Mitchell adds that Imagine Impact “leverages technology to promote democratization, and collaboration…The biggest challenge in any industry to finding new voices, there are so many barriers, even if you live in LA its hard to get people to read your script. How do you get access if you are living in Scotland, or Africa?”

Imagine Impact uses bespoke AI software to help rate the thousands of pitches submitted. Humans, of course, make the final decisions about who participates in the boot camps.

Mitchell explained, “Using Ron [Howard] and Brian [Grazer]’s institutional knowledge and track record and what they’ve learned, we have built a sort of talent identification system, to find talented writers with viable ideas who could succeed in the market quickly.”

Mitchell added, “In this application we are able to determine a lot: is it a strong idea, does the writer have a voice, is this a person collaborative and the kind of creator who can have a really lasting career?

For producers and studios, shifting through spec pitches and scripts can be extremely time-consuming, so Impact offers them a group of writers who have been vetted, and projects that have been mentored by experts.

The company’s platform has the boot camp graduates’ projects available to read for registered industry users. The future plan will be that the platform also includes work by writers “who we think have tremendous potential” who didn’t make the cut for the final bootcamps. More than “250 top Hollywood companies” are registered for the app, also something that could grow globally.
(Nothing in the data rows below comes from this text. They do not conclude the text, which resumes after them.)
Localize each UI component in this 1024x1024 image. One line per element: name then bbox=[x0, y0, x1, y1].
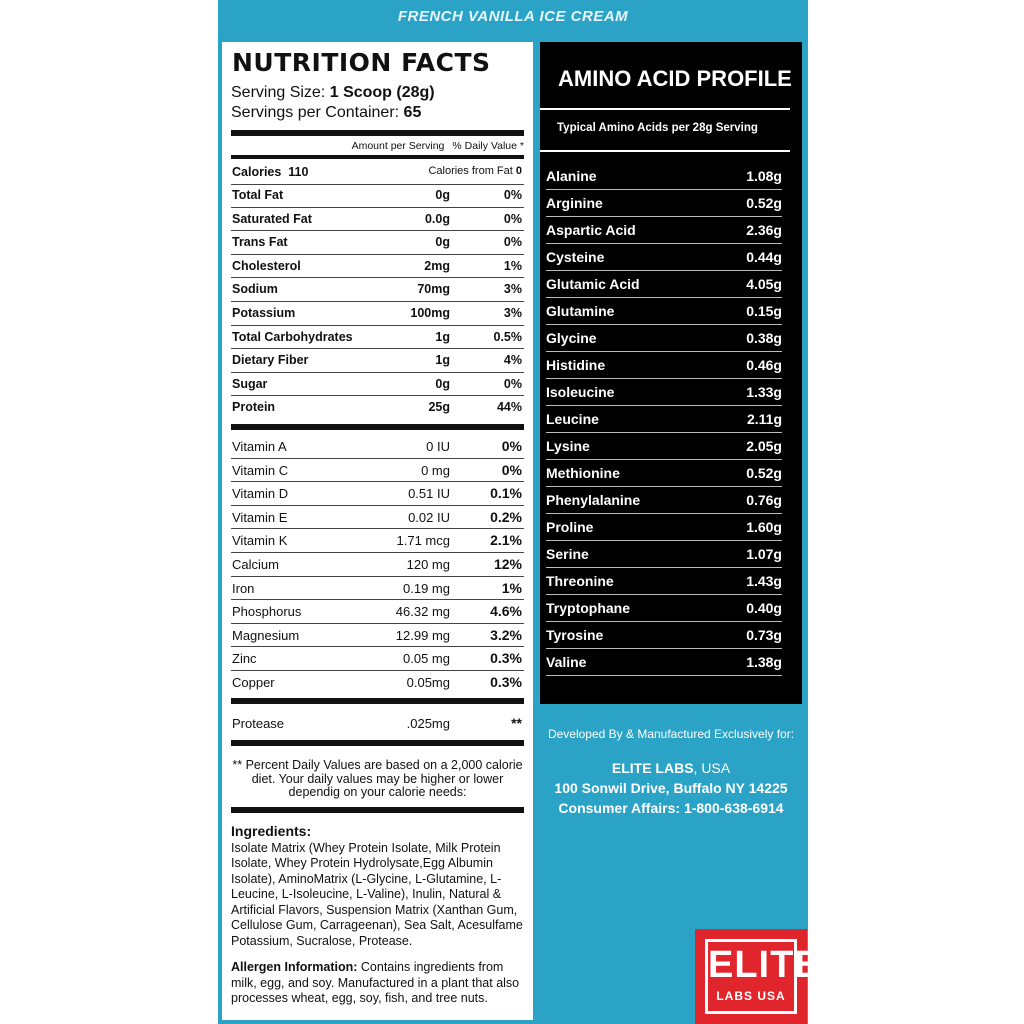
thick-divider bbox=[231, 130, 524, 136]
nutrient-row bbox=[231, 326, 524, 350]
amino-acid-row bbox=[546, 568, 782, 595]
amino-acid-name: Isoleucine bbox=[546, 384, 615, 400]
amino-acid-name: Arginine bbox=[546, 195, 603, 211]
nutrient-name: Potassium bbox=[232, 306, 296, 320]
amino-acid-name: Proline bbox=[546, 519, 594, 535]
nutrient-row bbox=[231, 184, 524, 208]
column-header: Amount per Serving % Daily Value * bbox=[351, 140, 524, 152]
amino-acid-value: 1.38g bbox=[746, 654, 782, 670]
flavor-title: FRENCH VANILLA ICE CREAM bbox=[397, 8, 629, 25]
amino-acid-row bbox=[546, 595, 782, 622]
amino-acid-value: 1.43g bbox=[746, 573, 782, 589]
vitamin-amount: 0 mg bbox=[421, 462, 450, 478]
amino-acid-row bbox=[546, 460, 782, 487]
amino-acid-value: 0.52g bbox=[746, 195, 782, 211]
nutrient-row bbox=[231, 373, 524, 397]
nutrient-row bbox=[231, 208, 524, 232]
nutrient-name: Dietary Fiber bbox=[232, 353, 309, 368]
vitamin-row bbox=[231, 577, 524, 601]
amino-acid-value: 0.15g bbox=[746, 303, 782, 319]
calories-row: Calories 110 Calories from Fat 0 bbox=[231, 161, 524, 185]
nutrient-row bbox=[231, 302, 524, 326]
vitamin-amount: 1.71 mcg bbox=[396, 533, 450, 549]
vitamin-row bbox=[231, 506, 524, 530]
nutrient-name: Sugar bbox=[232, 376, 268, 391]
amino-acid-value: 2.11g bbox=[746, 411, 782, 427]
vitamin-daily-value: 0.2% bbox=[490, 508, 522, 525]
nutrition-title: NUTRITION FACTS bbox=[232, 48, 491, 77]
amino-acid-row bbox=[546, 298, 782, 325]
amino-acid-value: 2.05g bbox=[746, 438, 782, 454]
amino-acid-name: Lysine bbox=[546, 438, 590, 454]
vitamin-row bbox=[231, 482, 524, 506]
amino-acid-value: 0.52g bbox=[746, 465, 782, 481]
servings-per-container: Servings per Container: 65 bbox=[231, 104, 422, 121]
amino-acid-row bbox=[546, 541, 782, 568]
nutrient-daily-value: 0% bbox=[503, 235, 522, 250]
vitamin-name: Magnesium bbox=[232, 627, 300, 643]
nutrient-daily-value: 0% bbox=[503, 211, 522, 226]
vitamin-name: Vitamin D bbox=[232, 486, 289, 502]
vitamin-amount: 0.05mg bbox=[406, 675, 450, 690]
amino-acid-row bbox=[546, 163, 782, 190]
amino-acid-name: Methionine bbox=[546, 465, 620, 481]
amino-acid-name: Tyrosine bbox=[546, 627, 604, 643]
vitamin-amount: 0 IU bbox=[426, 439, 450, 454]
nutrient-name: Total Carbohydrates bbox=[232, 329, 353, 344]
nutrient-row bbox=[231, 349, 524, 373]
ingredients: Ingredients: Isolate Matrix (Whey Protein Isolate, Milk Protein Isolate, Whey Protein Hydrolysate,Egg Albumin Isolate), AminoMatrix (L-Glycine, L-Glutamine, L-Leucine, L-Isoleucine, L-Valine), Inulin, Natural & Artificial Flavors, Suspension Matrix (Xanthan Gum, Cellulose Gum, Carrageenan), Sea Salt, Acesulfame Potassium, Sucralose, Protease. bbox=[231, 823, 523, 948]
vitamin-daily-value: 0.3% bbox=[490, 674, 522, 690]
vitamin-name: Iron bbox=[232, 580, 255, 596]
vitamin-name: Vitamin C bbox=[232, 462, 289, 478]
vitamin-daily-value: 12% bbox=[493, 556, 522, 572]
logo-frame bbox=[705, 939, 821, 1014]
logo-labs-text: LABS USA bbox=[716, 989, 786, 1003]
amino-acid-value: 0.44g bbox=[746, 249, 782, 265]
nutrient-name: Total Fat bbox=[232, 188, 284, 202]
allergen-information: Allergen Information: Contains ingredients from milk, egg, and soy. Manufactured in a plant that also processes wheat, egg, soy, fish, and tree nuts. bbox=[231, 960, 520, 1005]
amino-acid-box bbox=[540, 42, 802, 704]
nutrient-daily-value: 0% bbox=[503, 188, 522, 202]
elite-labs-logo bbox=[695, 929, 821, 1024]
vitamin-name: Calcium bbox=[232, 557, 279, 572]
vitamin-name: Zinc bbox=[232, 651, 257, 667]
vitamin-name: Vitamin E bbox=[232, 509, 288, 525]
vitamin-amount: 0.05 mg bbox=[403, 651, 450, 667]
amino-title: AMINO ACID PROFILE bbox=[558, 66, 792, 91]
amino-acid-name: Valine bbox=[546, 654, 587, 670]
amino-acid-value: 4.05g bbox=[746, 276, 782, 292]
amino-acid-value: 0.40g bbox=[746, 600, 782, 616]
nutrient-amount: 0g bbox=[435, 376, 450, 391]
nutrient-amount: 0g bbox=[435, 188, 450, 202]
vitamin-row bbox=[231, 459, 524, 483]
vitamin-daily-value: 2.1% bbox=[490, 532, 522, 549]
thick-divider bbox=[231, 424, 524, 430]
nutrient-daily-value: 3% bbox=[503, 282, 522, 297]
amino-acid-value: 1.07g bbox=[746, 546, 782, 562]
nutrient-row bbox=[231, 231, 524, 255]
nutrient-name: Saturated Fat bbox=[232, 211, 312, 226]
divider bbox=[540, 108, 790, 110]
amino-acid-name: Cysteine bbox=[546, 249, 605, 265]
daily-values-footnote: ** Percent Daily Values are based on a 2,000 calorie diet. Your daily values may be higher or lower dependig on your calorie needs: bbox=[232, 758, 523, 799]
amino-acid-value: 1.08g bbox=[746, 168, 782, 184]
vitamin-name: Vitamin K bbox=[232, 533, 288, 549]
vitamin-row bbox=[231, 435, 524, 459]
nutrient-daily-value: 0% bbox=[503, 376, 522, 391]
nutrient-amount: 100mg bbox=[410, 306, 450, 320]
vitamin-row bbox=[231, 647, 524, 671]
amino-acid-value: 0.73g bbox=[746, 627, 782, 643]
company-address: 100 Sonwil Drive, Buffalo NY 14225 bbox=[554, 780, 788, 796]
vitamin-daily-value: 3.2% bbox=[490, 626, 522, 643]
vitamin-daily-value: 0.3% bbox=[490, 650, 522, 667]
amino-acid-value: 0.76g bbox=[746, 492, 782, 508]
nutrient-daily-value: 1% bbox=[503, 258, 522, 273]
amino-acid-name: Phenylalanine bbox=[546, 492, 641, 508]
nutrient-amount: 2mg bbox=[424, 258, 450, 273]
divider bbox=[540, 150, 790, 152]
nutrient-daily-value: 4% bbox=[503, 353, 522, 368]
amino-acid-row bbox=[546, 433, 782, 460]
thick-divider bbox=[231, 740, 524, 746]
thick-divider bbox=[231, 155, 524, 159]
vitamin-row bbox=[231, 600, 524, 624]
nutrient-name: Trans Fat bbox=[232, 235, 288, 250]
vitamin-amount: 120 mg bbox=[406, 557, 450, 572]
nutrient-name: Cholesterol bbox=[232, 258, 301, 273]
nutrient-daily-value: 3% bbox=[503, 306, 522, 320]
nutrient-row bbox=[231, 396, 524, 420]
amino-acid-name: Glutamine bbox=[546, 303, 615, 319]
nutrient-amount: 25g bbox=[428, 400, 450, 415]
amino-acid-name: Histidine bbox=[546, 357, 606, 373]
vitamin-amount: 0.02 IU bbox=[408, 509, 450, 525]
protease-row: Protease .025mg ** bbox=[232, 715, 522, 731]
amino-acid-name: Aspartic Acid bbox=[546, 222, 636, 238]
amino-acid-row bbox=[546, 649, 782, 676]
vitamin-amount: 0.51 IU bbox=[408, 486, 450, 502]
amino-acid-name: Tryptophane bbox=[546, 600, 631, 616]
vitamin-daily-value: 4.6% bbox=[490, 603, 522, 620]
amino-acid-row bbox=[546, 217, 782, 244]
amino-acid-name: Threonine bbox=[546, 573, 614, 589]
amino-acid-name: Glycine bbox=[546, 330, 597, 346]
amino-acid-value: 0.46g bbox=[746, 357, 782, 373]
nutrient-amount: 0.0g bbox=[424, 211, 450, 226]
vitamin-row bbox=[231, 553, 524, 577]
amino-acid-value: 1.60g bbox=[746, 519, 782, 535]
nutrient-amount: 1g bbox=[435, 329, 450, 344]
thick-divider bbox=[231, 698, 524, 704]
nutrient-daily-value: 0.5% bbox=[493, 329, 522, 344]
amino-acid-row bbox=[546, 352, 782, 379]
amino-subtitle: Typical Amino Acids per 28g Serving bbox=[557, 122, 758, 134]
amino-acid-name: Leucine bbox=[546, 411, 599, 427]
vitamin-name: Copper bbox=[232, 675, 275, 690]
nutrient-name: Protein bbox=[232, 400, 276, 415]
amino-acid-value: 0.38g bbox=[746, 330, 782, 346]
amino-acid-row bbox=[546, 622, 782, 649]
amino-acid-row bbox=[546, 271, 782, 298]
vitamin-row bbox=[231, 529, 524, 553]
nutrient-amount: 1g bbox=[435, 353, 450, 368]
amino-acid-row bbox=[546, 406, 782, 433]
nutrient-row bbox=[231, 278, 524, 302]
vitamin-row bbox=[231, 671, 524, 695]
company-name: ELITE LABS, USA bbox=[611, 760, 731, 776]
vitamin-amount: 12.99 mg bbox=[395, 627, 450, 643]
nutrient-row bbox=[231, 255, 524, 279]
amino-acid-row bbox=[546, 514, 782, 541]
amino-acid-name: Glutamic Acid bbox=[546, 276, 640, 292]
amino-acid-row bbox=[546, 244, 782, 271]
developed-by: Developed By & Manufactured Exclusively for: bbox=[547, 727, 795, 741]
vitamin-row bbox=[231, 624, 524, 648]
vitamin-amount: 0.19 mg bbox=[403, 580, 450, 596]
amino-acid-row bbox=[546, 190, 782, 217]
nutrient-daily-value: 44% bbox=[496, 400, 522, 415]
amino-acid-value: 2.36g bbox=[746, 222, 782, 238]
amino-acid-row bbox=[546, 379, 782, 406]
logo-elite-text: ELITE bbox=[708, 944, 821, 986]
vitamin-name: Vitamin A bbox=[232, 439, 287, 454]
serving-size: Serving Size: 1 Scoop (28g) bbox=[231, 84, 435, 101]
amino-acid-row bbox=[546, 487, 782, 514]
vitamin-daily-value: 1% bbox=[501, 579, 522, 596]
vitamin-daily-value: 0.1% bbox=[490, 485, 522, 502]
vitamin-daily-value: 0% bbox=[501, 438, 522, 454]
vitamin-name: Phosphorus bbox=[232, 604, 302, 620]
amino-acid-name: Serine bbox=[546, 546, 589, 562]
amino-acid-value: 1.33g bbox=[746, 384, 782, 400]
thick-divider bbox=[231, 807, 524, 813]
amino-acid-row bbox=[546, 325, 782, 352]
vitamin-daily-value: 0% bbox=[501, 461, 522, 478]
consumer-affairs: Consumer Affairs: 1-800-638-6914 bbox=[558, 800, 784, 816]
nutrition-facts-box bbox=[222, 42, 533, 1020]
nutrient-amount: 70mg bbox=[417, 282, 450, 297]
nutrient-amount: 0g bbox=[435, 235, 450, 250]
vitamin-amount: 46.32 mg bbox=[395, 604, 450, 620]
amino-acid-name: Alanine bbox=[546, 168, 597, 184]
nutrient-name: Sodium bbox=[232, 282, 278, 297]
Imagine Impact is a stand-alone entity but has so far been funded by Imagine Entertainment. The company is now in conversations with other investors as well. All of the writers control their IP while Imagine Impact has a passive stake in each project and can recoup its hard-cost investments.

The mentors make the final selection from the finalist pool and “who they are most excited to work with.” Mentors are paid and commit to working in person with the mentees for at least four hours per week during the eight-week programme.

“One of the most powerful aspects is getting creative and talented people working together early in the process. A fresher talent who might be new to the industry often have such great ideas and are interesting, ambitious new voices, but they don’t necessarily know craft or they don’t know how to parse out their story into a sustainable show that can last multiple seasons.”

That’s where an expert mentor’s guidance can be invaluable. “How quickly these projects progress over the eight-week period is pretty phenomenal,” he added.

Of the first 40 projects, 23 have sold already .The next 20 (from round three) were pitched in November 2019 and are still being considered. Imagine Entertainment does not try to have a first-look deal with the projects. As Mitchell explained, “Ron and Brian to their credit said it should be for the industry. That’s why it’s a standalone company, so it can service the entire, global industry.”

Less than two years after the initiative launched, a few lessons have been learned: introducing producers to the participants earlier in the process, not just at pitch stage; ensuring there are multiple deadlines to hit in the eight-week process; and helping writers learn the art of pitching.

Mitchell has been encouraged by the results so far. “On the whole we outperformed our expectations, and if you know Ron and Brian those expectations are pretty high,” he said. “We were really blown away by how well it did work. It has been fulfilling to see how quickly people’s lives were changed.”

Mitchell will be speak today at the EFM Horizon Industry Debate The Future of Storytelling, presented in cooperation with Screen International (16:00 at Berliner Freiheit).